Texas is facing a $15 billion revenue shortfall, and few corners of state government were spared in the draft proposal for the next two years. The Texas Constitution requires a balanced budget, and Republican leaders have vowed not to raise taxes.
Public education may be the hardest hit. The proposed $5 billion cut to public schools would include slashing arts education, pre-kindergarten programs and teacher incentive pay.
The initial budget proposal also calls for four community colleges to close and cuts higher education financial aid.
At the state capitol Wednesday House Democrats took turns talking about key points to the proposed budget cuts.
Rep. Veronica Gonzales, D-McAllen, said, “If you are a first generation college degree seeker your dream is going to halt.”
Rep.
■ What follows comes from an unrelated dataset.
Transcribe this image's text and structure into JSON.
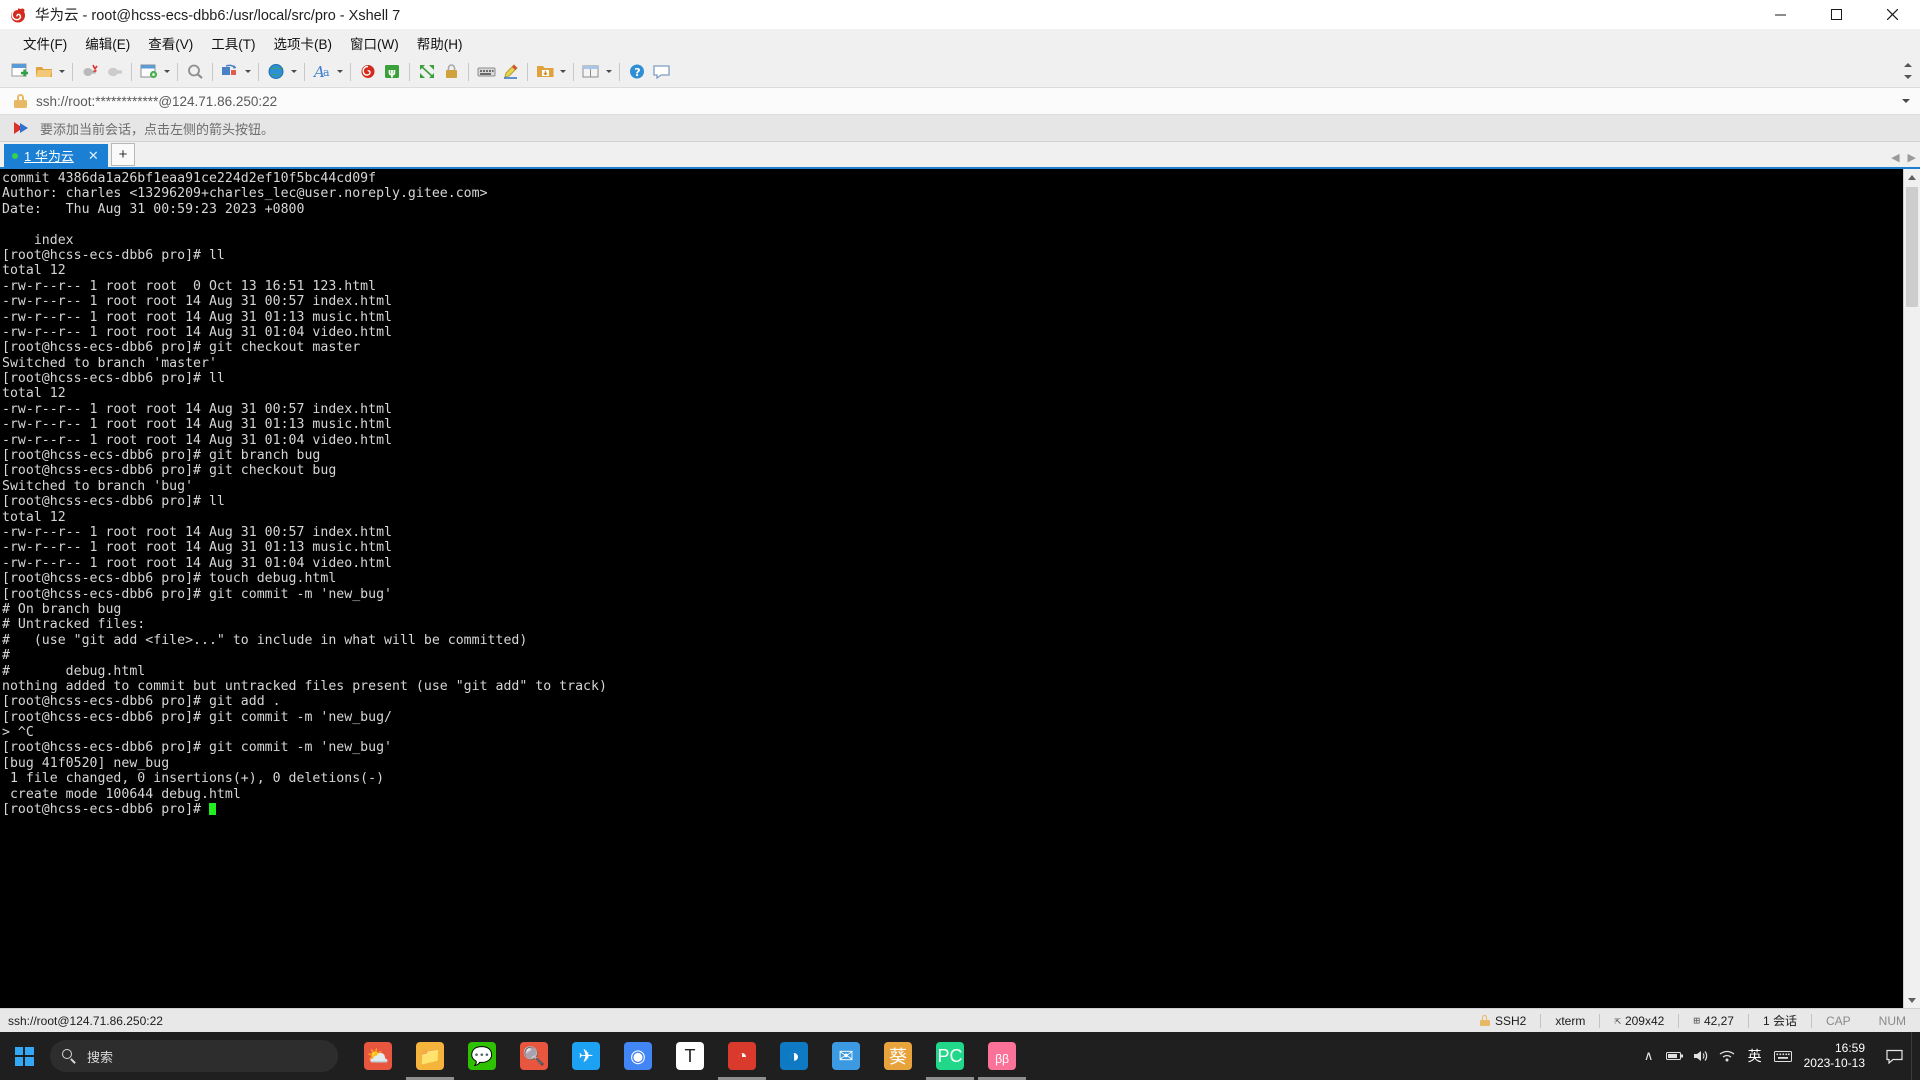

Joaquin Castro, D-San Antonio, said the cuts are like asking an anorexic person to lose more weight.
Even House Republicans are not happy with this budget proposal. Wednesday Rep. Jim Pitts, R-Waxahachie, who submitted the first draft of this budget, said "it's a work in progress."
According to Rep. Garnet Coleman, D-Houston, Texas is currently generating $75 billion in revenue, but needs to generate $99 billion in order to keep services at their current level.
Every democrat KEYE TV asked about the budget situation said, "It’s raining," referring to the state’s $9.4 billion Rainy Day Fund intended for emergencies. The budget proposal by Rep. Pitts does not tap into that fund.
One thing is clear though, the decisions that legislators make during this session regarding budget cuts will affect the future of Texas for years to come.